Keep this medication in the container it came in, tightly closed, and out of reach of children. Store it at room temperature and away from light, excess heat, and moisture (not in the bathroom).
It is important to keep all medication out of sight and reach of children as many containers (such as weekly pill minders and those for eye drops, creams, patches, and inhalers) are not child-resistant and young children can open them easily. To protect young children from poisoning, always lock safety caps and immediately place the medication in a safe location – one that is up and away and out of their sight and reach. http://www.upandaway.org
Unneeded medications should be disposed of in special ways to ensure that pets, children, and other people cannot consume them. However, you should not flush this medication down the toilet. Instead, the best way to dispose of your medication is through a medicine take-back program. Talk to your pharmacist or contact your local garbage/recycling department to learn about take-back programs in your community. See the FDA's Safe Disposal of Medicines website (http://goo.gl/c4Rm4p) for more information if you do not have access to a take-back program.

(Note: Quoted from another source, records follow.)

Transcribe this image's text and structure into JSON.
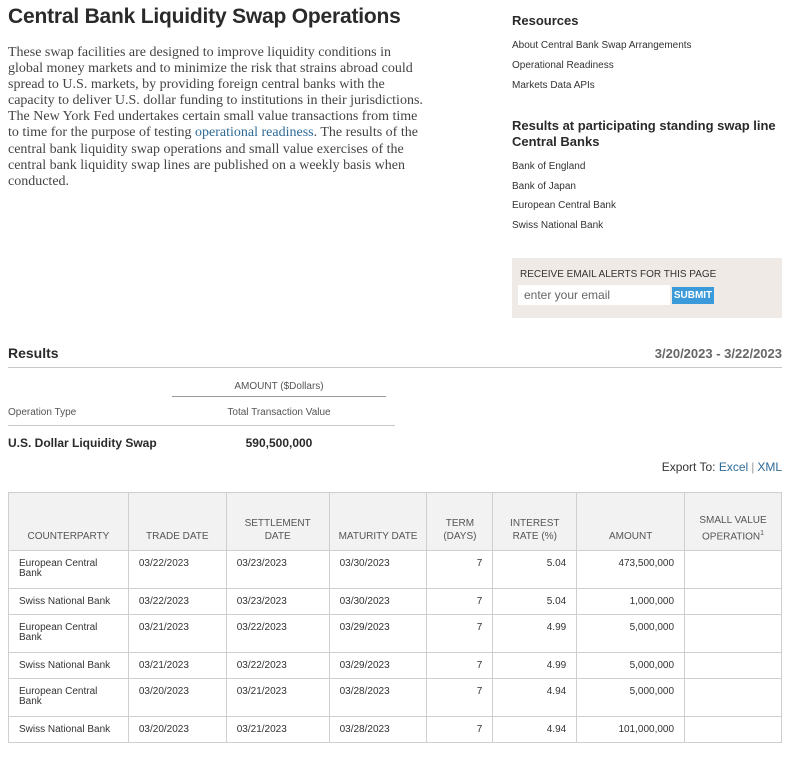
{
  "page": {
    "title": "Central Bank Liquidity Swap Operations",
    "intro": {
      "text_before": "These swap facilities are designed to improve liquidity conditions in global money markets and to minimize the risk that strains abroad could spread to U.S. markets, by providing foreign central banks with the capacity to deliver U.S. dollar funding to institutions in their jurisdictions. The New York Fed undertakes certain small value transactions from time to time for the purpose of testing ",
      "link": "operational readiness",
      "text_after": ". The results of the central bank liquidity swap operations and small value exercises of the central bank liquidity swap lines are published on a weekly basis when conducted."
    }
  },
  "sidebar": {
    "resources_title": "Resources",
    "resources": [
      "About Central Bank Swap Arrangements",
      "Operational Readiness",
      "Markets Data APIs"
    ],
    "results_title": "Results at participating standing swap line Central Banks",
    "banks": [
      "Bank of England",
      "Bank of Japan",
      "European Central Bank",
      "Swiss National Bank"
    ],
    "email": {
      "label": "RECEIVE EMAIL ALERTS FOR THIS PAGE",
      "placeholder": "enter your email",
      "submit": "SUBMIT"
    }
  },
  "results": {
    "heading": "Results",
    "date_range": "3/20/2023 - 3/22/2023",
    "amount_header": "AMOUNT ($Dollars)",
    "operation_type_label": "Operation Type",
    "total_value_label": "Total Transaction Value",
    "operation_name": "U.S. Dollar Liquidity Swap",
    "operation_value": "590,500,000",
    "export_label": "Export To:",
    "export_excel": "Excel",
    "export_separator": "|",
    "export_xml": "XML"
  },
  "table": {
    "headers": [
      "COUNTERPARTY",
      "TRADE DATE",
      "SETTLEMENT DATE",
      "MATURITY DATE",
      "TERM (DAYS)",
      "INTEREST RATE (%)",
      "AMOUNT",
      "SMALL VALUE OPERATION"
    ],
    "footnote_mark": "1",
    "rows": [
      [
        "European Central Bank",
        "03/22/2023",
        "03/23/2023",
        "03/30/2023",
        "7",
        "5.04",
        "473,500,000",
        ""
      ],
      [
        "Swiss National Bank",
        "03/22/2023",
        "03/23/2023",
        "03/30/2023",
        "7",
        "5.04",
        "1,000,000",
        ""
      ],
      [
        "European Central Bank",
        "03/21/2023",
        "03/22/2023",
        "03/29/2023",
        "7",
        "4.99",
        "5,000,000",
        ""
      ],
      [
        "Swiss National Bank",
        "03/21/2023",
        "03/22/2023",
        "03/29/2023",
        "7",
        "4.99",
        "5,000,000",
        ""
      ],
      [
        "European Central Bank",
        "03/20/2023",
        "03/21/2023",
        "03/28/2023",
        "7",
        "4.94",
        "5,000,000",
        ""
      ],
      [
        "Swiss National Bank",
        "03/20/2023",
        "03/21/2023",
        "03/28/2023",
        "7",
        "4.94",
        "101,000,000",
        ""
      ]
    ]
  },
  "colors": {
    "link": "#2e6a96",
    "submit": "#3b9ad9",
    "email_bg": "#efeae6",
    "table_header_bg": "#f2f2f2"
  }
}
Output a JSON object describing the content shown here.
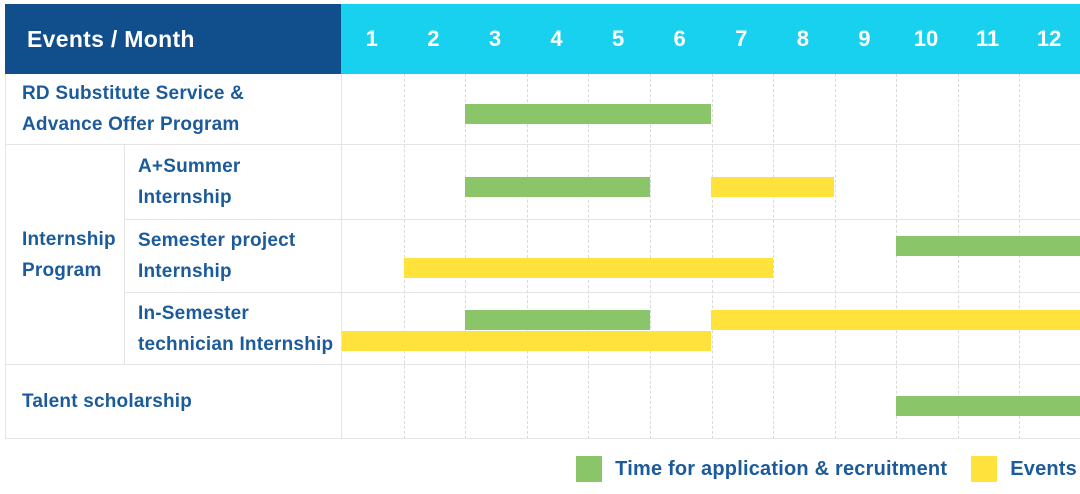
{
  "colors": {
    "header_bg": "#114E8C",
    "months_bg": "#17D1EE",
    "header_text": "#FFFFFF",
    "label_text": "#1C5B9B",
    "green": "#8BC56A",
    "yellow": "#FFE23C",
    "border": "#E4E4E4",
    "gridline": "#D9D9D9",
    "page_bg": "#FFFFFF"
  },
  "header": {
    "title": "Events / Month",
    "months": [
      "1",
      "2",
      "3",
      "4",
      "5",
      "6",
      "7",
      "8",
      "9",
      "10",
      "11",
      "12"
    ]
  },
  "row_labels": {
    "rd": [
      "RD Substitute Service &",
      "Advance Offer Program"
    ],
    "internship_group": [
      "Internship",
      "Program"
    ],
    "a_summer": [
      "A+Summer",
      "Internship"
    ],
    "semester_project": [
      "Semester project",
      "Internship"
    ],
    "in_semester": [
      "In-Semester",
      "technician Internship"
    ],
    "talent": [
      "Talent scholarship"
    ]
  },
  "legend": {
    "application": "Time for application & recruitment",
    "events": "Events"
  },
  "chart_data": {
    "type": "gantt",
    "title": "Events / Month",
    "x_axis": {
      "unit": "month",
      "ticks": [
        1,
        2,
        3,
        4,
        5,
        6,
        7,
        8,
        9,
        10,
        11,
        12
      ],
      "range": [
        1,
        12
      ]
    },
    "legend_entries": [
      {
        "key": "application",
        "label": "Time for application & recruitment",
        "color": "#8BC56A"
      },
      {
        "key": "events",
        "label": "Events",
        "color": "#FFE23C"
      }
    ],
    "rows": [
      {
        "group": null,
        "label": "RD Substitute Service & Advance Offer Program",
        "lines": [
          [
            {
              "series": "application",
              "start_month": 3,
              "end_month": 6
            }
          ]
        ]
      },
      {
        "group": "Internship Program",
        "label": "A+Summer Internship",
        "lines": [
          [
            {
              "series": "application",
              "start_month": 3,
              "end_month": 5
            },
            {
              "series": "events",
              "start_month": 7,
              "end_month": 8
            }
          ]
        ]
      },
      {
        "group": "Internship Program",
        "label": "Semester project Internship",
        "lines": [
          [
            {
              "series": "application",
              "start_month": 10,
              "end_month": 12
            }
          ],
          [
            {
              "series": "events",
              "start_month": 2,
              "end_month": 7
            }
          ]
        ]
      },
      {
        "group": "Internship Program",
        "label": "In-Semester technician Internship",
        "lines": [
          [
            {
              "series": "application",
              "start_month": 3,
              "end_month": 5
            },
            {
              "series": "events",
              "start_month": 7,
              "end_month": 12
            }
          ],
          [
            {
              "series": "events",
              "start_month": 1,
              "end_month": 6
            }
          ]
        ]
      },
      {
        "group": null,
        "label": "Talent scholarship",
        "lines": [
          [
            {
              "series": "application",
              "start_month": 10,
              "end_month": 12
            }
          ]
        ]
      }
    ]
  }
}
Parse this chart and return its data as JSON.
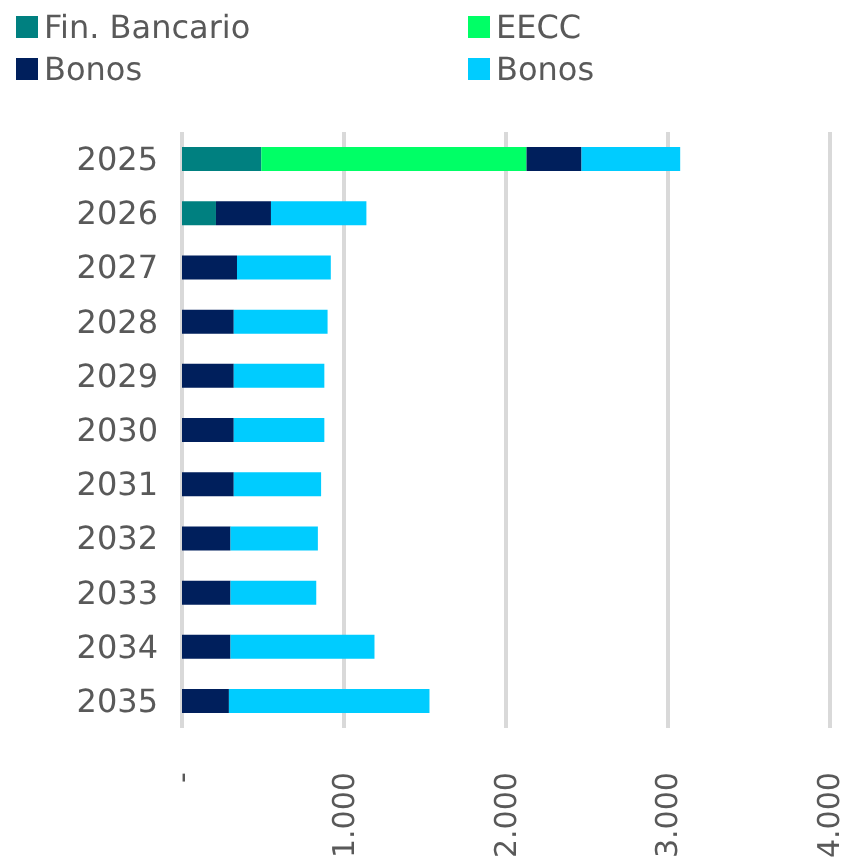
{
  "chart_data": {
    "type": "bar",
    "orientation": "horizontal",
    "stacked": true,
    "categories": [
      "2025",
      "2026",
      "2027",
      "2028",
      "2029",
      "2030",
      "2031",
      "2032",
      "2033",
      "2034",
      "2035"
    ],
    "series": [
      {
        "name": "Fin. Bancario",
        "color": "#008080",
        "values": [
          490,
          210,
          null,
          null,
          null,
          null,
          null,
          null,
          null,
          null,
          null
        ]
      },
      {
        "name": "EECC",
        "color": "#00ff66",
        "values": [
          1640,
          null,
          null,
          null,
          null,
          null,
          null,
          null,
          null,
          null,
          null
        ]
      },
      {
        "name": "Bonos",
        "color": "#001f5c",
        "values": [
          340,
          340,
          340,
          320,
          320,
          320,
          320,
          300,
          300,
          300,
          290
        ]
      },
      {
        "name": "Bonos",
        "color": "#00ccff",
        "values": [
          610,
          590,
          580,
          580,
          560,
          560,
          540,
          540,
          530,
          890,
          1240
        ]
      }
    ],
    "xlim": [
      0,
      4000
    ],
    "xticks": [
      {
        "value": 0,
        "label": "-"
      },
      {
        "value": 1000,
        "label": "1.000"
      },
      {
        "value": 2000,
        "label": "2.000"
      },
      {
        "value": 3000,
        "label": "3.000"
      },
      {
        "value": 4000,
        "label": "4.000"
      }
    ],
    "grid": "x",
    "legend": "top left"
  }
}
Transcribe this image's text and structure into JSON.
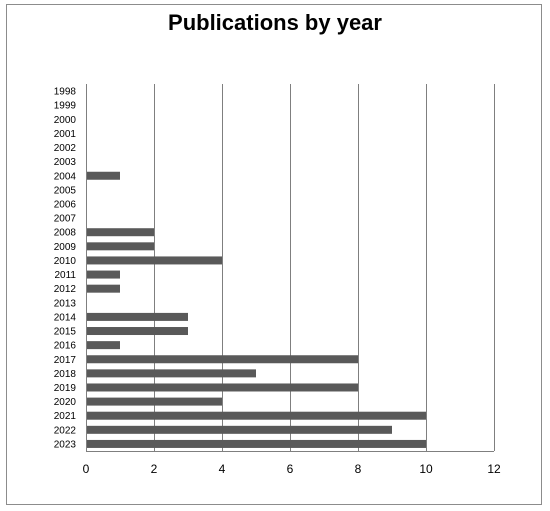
{
  "chart_data": {
    "type": "bar",
    "orientation": "horizontal",
    "title": "Publications by year",
    "xlabel": "",
    "ylabel": "",
    "xlim": [
      0,
      12
    ],
    "x_ticks": [
      0,
      2,
      4,
      6,
      8,
      10,
      12
    ],
    "grid": "vertical major gridlines",
    "bar_color": "#595959",
    "categories": [
      "1998",
      "1999",
      "2000",
      "2001",
      "2002",
      "2003",
      "2004",
      "2005",
      "2006",
      "2007",
      "2008",
      "2009",
      "2010",
      "2011",
      "2012",
      "2013",
      "2014",
      "2015",
      "2016",
      "2017",
      "2018",
      "2019",
      "2020",
      "2021",
      "2022",
      "2023"
    ],
    "values": [
      0,
      0,
      0,
      0,
      0,
      0,
      1,
      0,
      0,
      0,
      2,
      2,
      4,
      1,
      1,
      0,
      3,
      3,
      1,
      8,
      5,
      8,
      4,
      10,
      9,
      10
    ]
  }
}
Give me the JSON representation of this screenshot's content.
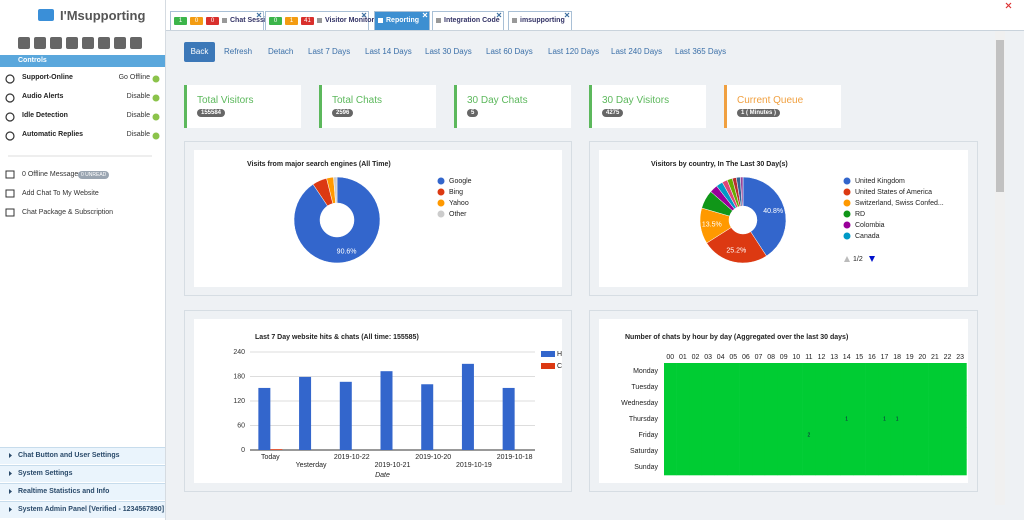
{
  "sidebar": {
    "brand": "I'Msupporting",
    "controls_title": "Controls",
    "controls": [
      {
        "label": "Support-Online",
        "action": "Go Offline"
      },
      {
        "label": "Audio Alerts",
        "action": "Disable"
      },
      {
        "label": "Idle Detection",
        "action": "Disable"
      },
      {
        "label": "Automatic Replies",
        "action": "Disable"
      }
    ],
    "links": [
      {
        "label": "0 Offline Messages",
        "badge": "0 UNREAD"
      },
      {
        "label": "Add Chat To My Website"
      },
      {
        "label": "Chat Package & Subscription"
      }
    ],
    "menu": [
      "Chat Button and User Settings",
      "System Settings",
      "Realtime Statistics and Info",
      "System Admin Panel [Verified - 1234567890]"
    ]
  },
  "tabs": [
    {
      "badges": [
        1,
        0,
        0
      ],
      "label": "Chat Sessions"
    },
    {
      "badges": [
        0,
        1,
        41
      ],
      "label": "Visitor Monitor"
    },
    {
      "label": "Reporting",
      "active": true
    },
    {
      "label": "Integration Code"
    },
    {
      "label": "imsupporting"
    }
  ],
  "toolbar": [
    "Back",
    "Refresh",
    "Detach",
    "Last 7 Days",
    "Last 14 Days",
    "Last 30 Days",
    "Last 60 Days",
    "Last 120 Days",
    "Last 240 Days",
    "Last 365 Days"
  ],
  "stats": [
    {
      "title": "Total Visitors",
      "value": 155584
    },
    {
      "title": "Total Chats",
      "value": 2596
    },
    {
      "title": "30 Day Chats",
      "value": 5
    },
    {
      "title": "30 Day Visitors",
      "value": 4275
    },
    {
      "title": "Current Queue",
      "value": "1 ( Minutes )"
    }
  ],
  "charts": {
    "search": {
      "type": "pie",
      "title": "Visits from major search engines (All Time)",
      "categories": [
        "Google",
        "Bing",
        "Yahoo",
        "Other"
      ],
      "values": [
        90.6,
        5.5,
        2.6,
        1.3
      ],
      "value_labels": [
        "90.6%",
        null,
        null,
        null
      ],
      "colors": [
        "#3366cc",
        "#dc3912",
        "#ff9900",
        "#cccccc"
      ]
    },
    "country": {
      "type": "pie",
      "title": "Visitors by country, In The Last 30 Day(s)",
      "categories": [
        "United Kingdom",
        "United States of America",
        "Switzerland, Swiss Confed...",
        "RD",
        "Colombia",
        "Canada",
        null,
        null,
        null,
        null,
        null
      ],
      "values": [
        40.8,
        25.2,
        13.5,
        7,
        3,
        2.5,
        2,
        2,
        1.5,
        1.5,
        1
      ],
      "value_labels": [
        "40.8%",
        "25.2%",
        "13.5%",
        null,
        null,
        null,
        null,
        null,
        null,
        null,
        null
      ],
      "colors": [
        "#3366cc",
        "#dc3912",
        "#ff9900",
        "#109618",
        "#990099",
        "#0099c6",
        "#dd4477",
        "#66aa00",
        "#b82e2e",
        "#316395",
        "#994499"
      ],
      "legend_page": "1/2"
    },
    "hits": {
      "type": "bar",
      "title": "Last 7 Day website hits & chats (All time: 155585)",
      "x_label": "Date",
      "categories": [
        "Today",
        "Yesterday",
        "2019-10-22",
        "2019-10-21",
        "2019-10-20",
        "2019-10-19",
        "2019-10-18"
      ],
      "series": [
        {
          "name": "H",
          "color": "#3366cc",
          "values": [
            152,
            179,
            167,
            193,
            161,
            211,
            152
          ]
        },
        {
          "name": "C",
          "color": "#dc3912",
          "values": [
            2,
            0,
            0,
            0,
            0,
            0,
            0
          ]
        }
      ],
      "ylim": [
        0,
        240
      ],
      "yticks": [
        0,
        60,
        120,
        180,
        240
      ],
      "grid": true
    },
    "heatmap": {
      "type": "heatmap",
      "title": "Number of chats by hour by day (Aggregated over the last 30 days)",
      "hours": [
        "00",
        "01",
        "02",
        "03",
        "04",
        "05",
        "06",
        "07",
        "08",
        "09",
        "10",
        "11",
        "12",
        "13",
        "14",
        "15",
        "16",
        "17",
        "18",
        "19",
        "20",
        "21",
        "22",
        "23"
      ],
      "days": [
        "Monday",
        "Tuesday",
        "Wednesday",
        "Thursday",
        "Friday",
        "Saturday",
        "Sunday"
      ],
      "color": "#00cc33",
      "cells": [
        {
          "day": 3,
          "hour": 14,
          "value": 1
        },
        {
          "day": 3,
          "hour": 17,
          "value": 1
        },
        {
          "day": 3,
          "hour": 18,
          "value": 1
        },
        {
          "day": 4,
          "hour": 11,
          "value": 2
        }
      ]
    }
  }
}
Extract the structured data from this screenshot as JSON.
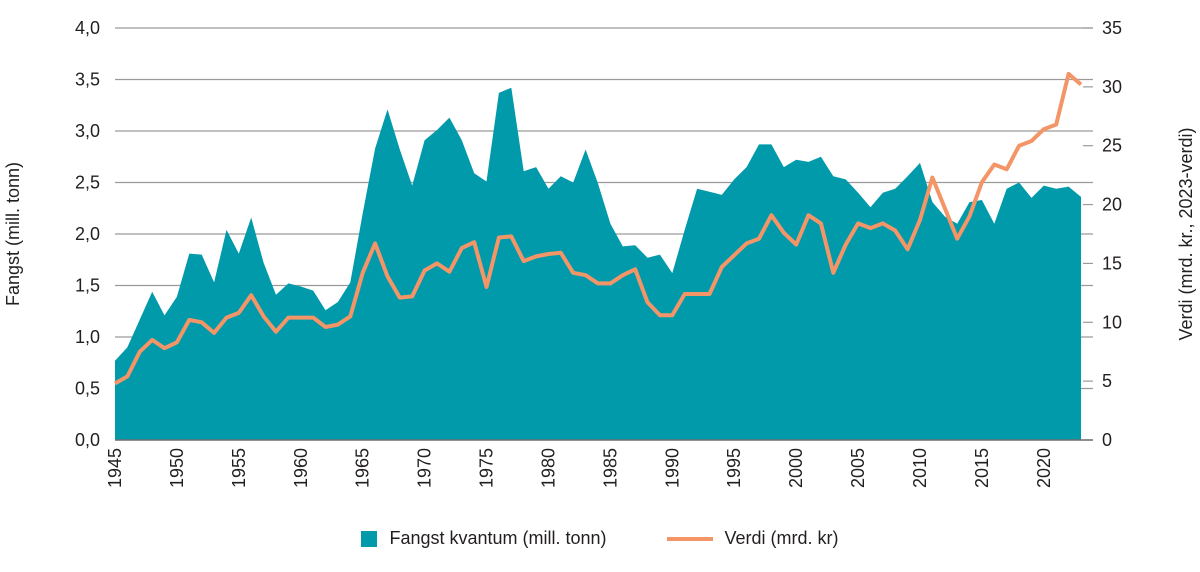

In case of emergency/overdose
In case of overdose, call the poison control helpline at 1-800-222-1222. Information is also available online at https://www.poisonhelp.org/help. If the victim has collapsed, had a seizure, has trouble breathing, or can't be awakened, immediately call emergency services at 911.
Symptoms of overdose may include:
- slow reflexes
What other information should I know?
Keep all appointments with your doctor and the laboratory.
If you have symptoms that are different from your usual seizures, you or your caregiver should call your doctor immediately.
Do not let anyone else use your medication. Ask your pharmacist any questions you have about refilling your prescription.
It is important for you to keep a written list of all of the prescription and nonprescription (over-the-counter) medicines you are taking, as well as any products such as vitamins, minerals, or other dietary supplements. You should bring this list with you each time you visit a doctor or if you are admitted to a hospital. It is also important information to carry with you in case of emergencies.